Kermit the Frog, Miss Piggy, and the rest of the Muppet gang may seem like innocent puppets, but according to one Fox Business Network segment, they're actually part of a liberal media plot to "brainwash your kids against capitalism." In the new Muppets movie, the villain is an evil oil baron — named, rather obviously, Tex Richman — who plans to tear down the Muppets' theater to drill for oil. Once again, Fox Business bemoaned on Dec. 2, Hollywood is "depicting a successful businessman as evil" and vilifying the oil industry. "It's amazing how far the Left will go just to stop — to manipulate your kids," guest Dan Gainor of the Media Research Center said. (Watch a clip here.) These "surreal" charges against Kermit and friends have some commentators cracking wise. Here, a sampling:
Tip of the iceberg
The anti-corporate message isn't the only troubling thing in this film, says Alexandra Petri in The Washington Post. "There is a pig engaging in an interspecies relationship with a frog. This is literally the slippery slope that sprang into people's minds when they voted yes on Prop 8."
Now that you mention it
While they're at it, maybe the Right ought to investigate "this whole 'rainbow connection'" thing, too, tweets Slate's Dahlia Lithwick.
No joke
"Don't laugh, citizens," says Jeff Labrecque at Entertainment Weekly.

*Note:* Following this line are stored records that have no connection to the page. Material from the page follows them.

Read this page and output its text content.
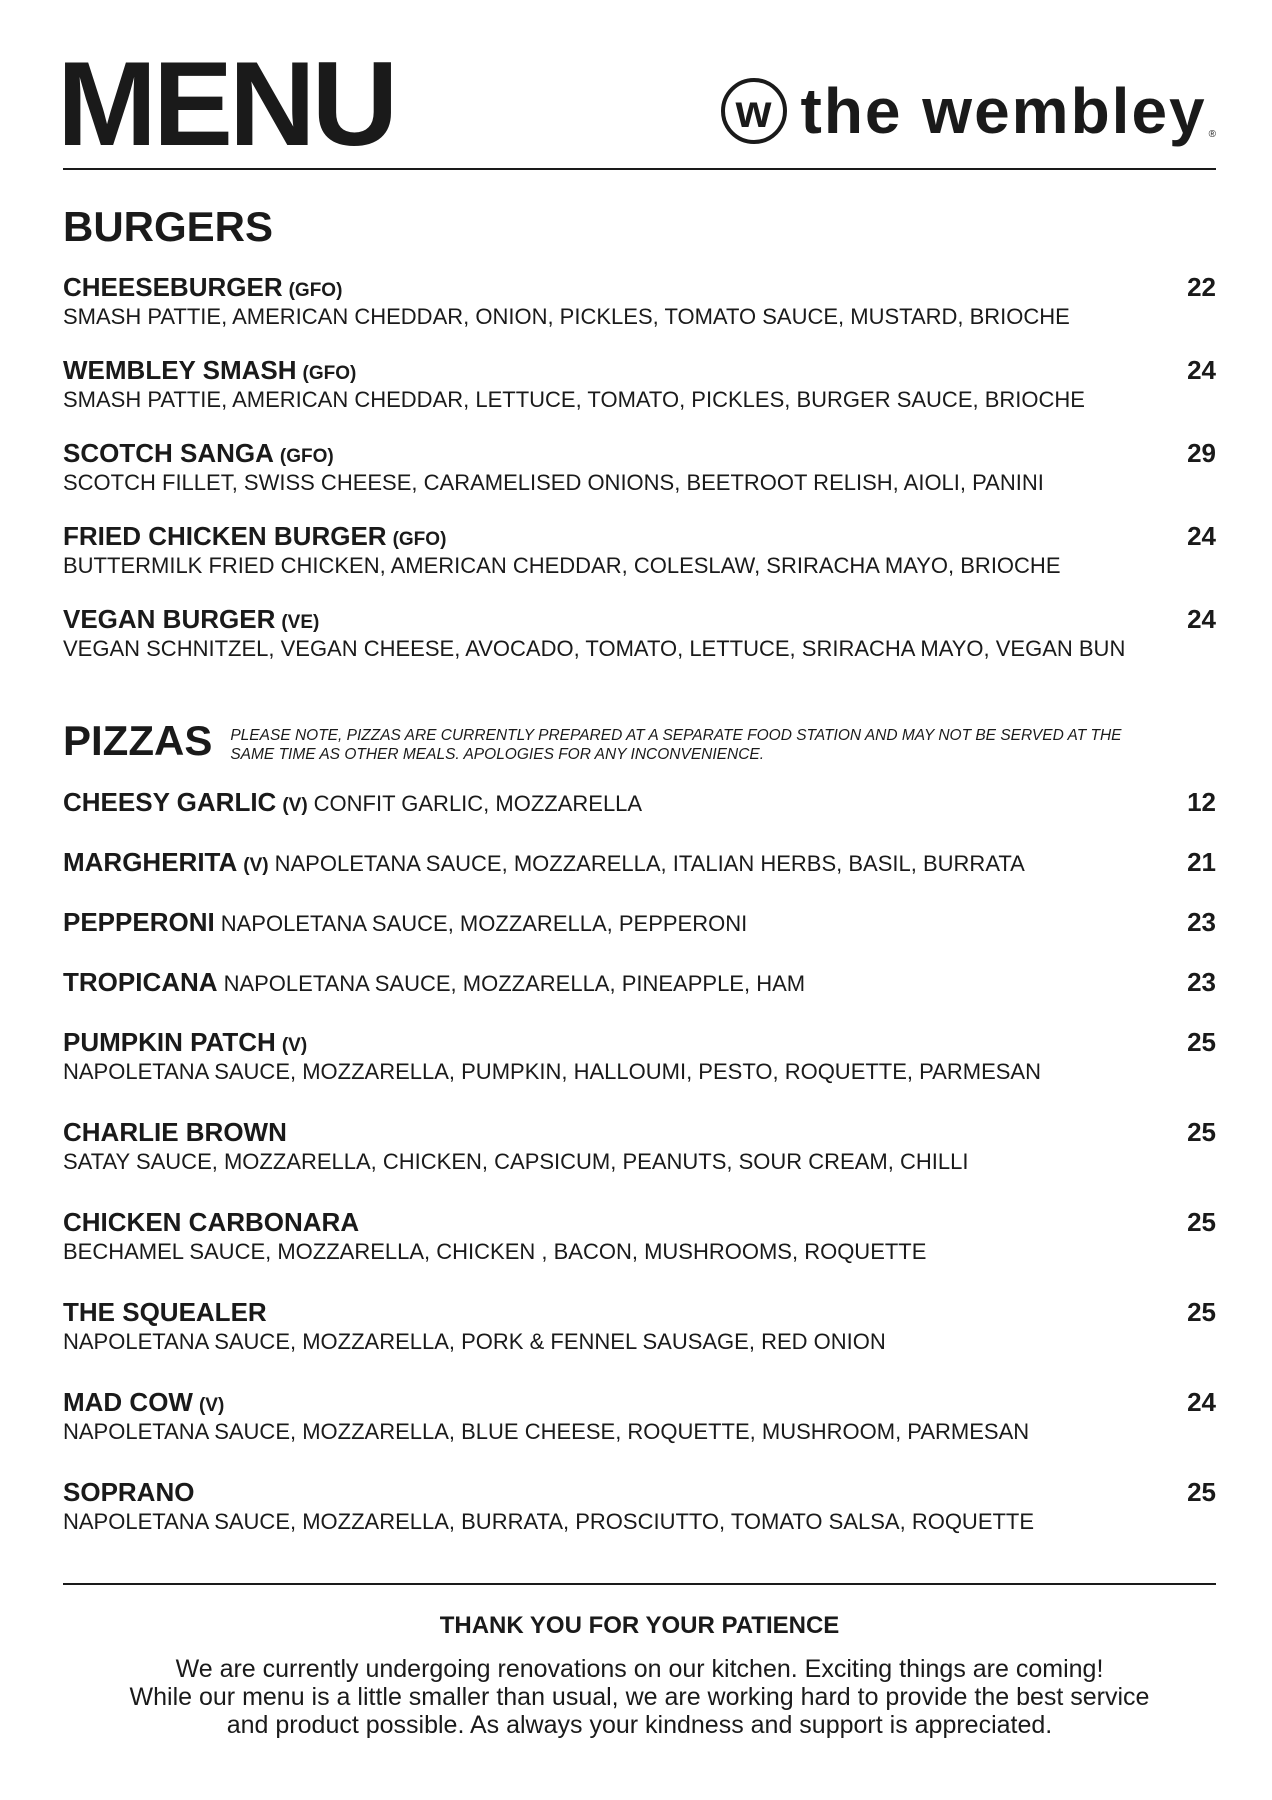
MENU	w the wembley ®
BURGERS
CHEESEBURGER (GFO)	22
SMASH PATTIE, AMERICAN CHEDDAR, ONION, PICKLES, TOMATO SAUCE, MUSTARD, BRIOCHE
WEMBLEY SMASH (GFO)	24
SMASH PATTIE, AMERICAN CHEDDAR, LETTUCE, TOMATO, PICKLES, BURGER SAUCE, BRIOCHE
SCOTCH SANGA (GFO)	29
SCOTCH FILLET, SWISS CHEESE, CARAMELISED ONIONS, BEETROOT RELISH, AIOLI, PANINI
FRIED CHICKEN BURGER (GFO)	24
BUTTERMILK FRIED CHICKEN, AMERICAN CHEDDAR, COLESLAW, SRIRACHA MAYO, BRIOCHE
VEGAN BURGER (VE)	24
VEGAN SCHNITZEL, VEGAN CHEESE, AVOCADO, TOMATO, LETTUCE, SRIRACHA MAYO, VEGAN BUN
PIZZAS PLEASE NOTE, PIZZAS ARE CURRENTLY PREPARED AT A SEPARATE FOOD STATION AND MAY NOT BE SERVED AT THE
SAME TIME AS OTHER MEALS. APOLOGIES FOR ANY INCONVENIENCE.
CHEESY GARLIC (V) CONFIT GARLIC, MOZZARELLA	12
MARGHERITA (V) NAPOLETANA SAUCE, MOZZARELLA, ITALIAN HERBS, BASIL, BURRATA	21
PEPPERONI NAPOLETANA SAUCE, MOZZARELLA, PEPPERONI	23
TROPICANA NAPOLETANA SAUCE, MOZZARELLA, PINEAPPLE, HAM	23
PUMPKIN PATCH (V)	25
NAPOLETANA SAUCE, MOZZARELLA, PUMPKIN, HALLOUMI, PESTO, ROQUETTE, PARMESAN
CHARLIE BROWN	25
SATAY SAUCE, MOZZARELLA, CHICKEN, CAPSICUM, PEANUTS, SOUR CREAM, CHILLI
CHICKEN CARBONARA	25
BECHAMEL SAUCE, MOZZARELLA, CHICKEN , BACON, MUSHROOMS, ROQUETTE
THE SQUEALER	25
NAPOLETANA SAUCE, MOZZARELLA, PORK & FENNEL SAUSAGE, RED ONION
MAD COW (V)	24
NAPOLETANA SAUCE, MOZZARELLA, BLUE CHEESE, ROQUETTE, MUSHROOM, PARMESAN
SOPRANO	25
NAPOLETANA SAUCE, MOZZARELLA, BURRATA, PROSCIUTTO, TOMATO SALSA, ROQUETTE
THANK YOU FOR YOUR PATIENCE
We are currently undergoing renovations on our kitchen. Exciting things are coming!
While our menu is a little smaller than usual, we are working hard to provide the best service
and product possible. As always your kindness and support is appreciated.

The Muppets is hardly the first offender. "Films like Happy Feet, It's a Wonderful Life, and Bambi are a Trojan horse of anti-American propaganda most 6-year-olds are not sophisticated enough to decipher. Today, they're singing 'Life's a Happy Song.' Tomorrow, they're getting pepper-sprayed by a patriot."
About time
"I can't tell you how glad I am that someone has finally had the balls to put a stop to this calcified 'let's put on a show to save something precious from the nasty job creator' plot nonsense," says Andrew Leonard at Salon. "It may be one of Hollywood's oldest tropes, but that doesn't make it right."
All is revealed
"And all this time, everyone thought Kermit was just a peace-loving frog who just wants to sing about rainbows!" says Aida Ekberg at Gather. "Maybe [his] nemesis in the latest Muppet movie should have been a green, greed-loving fellow named Gordon Gecko."
A whole new light
I didn't watch 1984's The Muppets Take Manhattan, says Tim Dowling at Britain's Guardian. But thanks to Fox's enlightenment, I'm now sure it's about "the Muppets joining some sort of terrorist network, which may sound funny to certain left-wing intellectual freedom-haters, but I think it's just sick."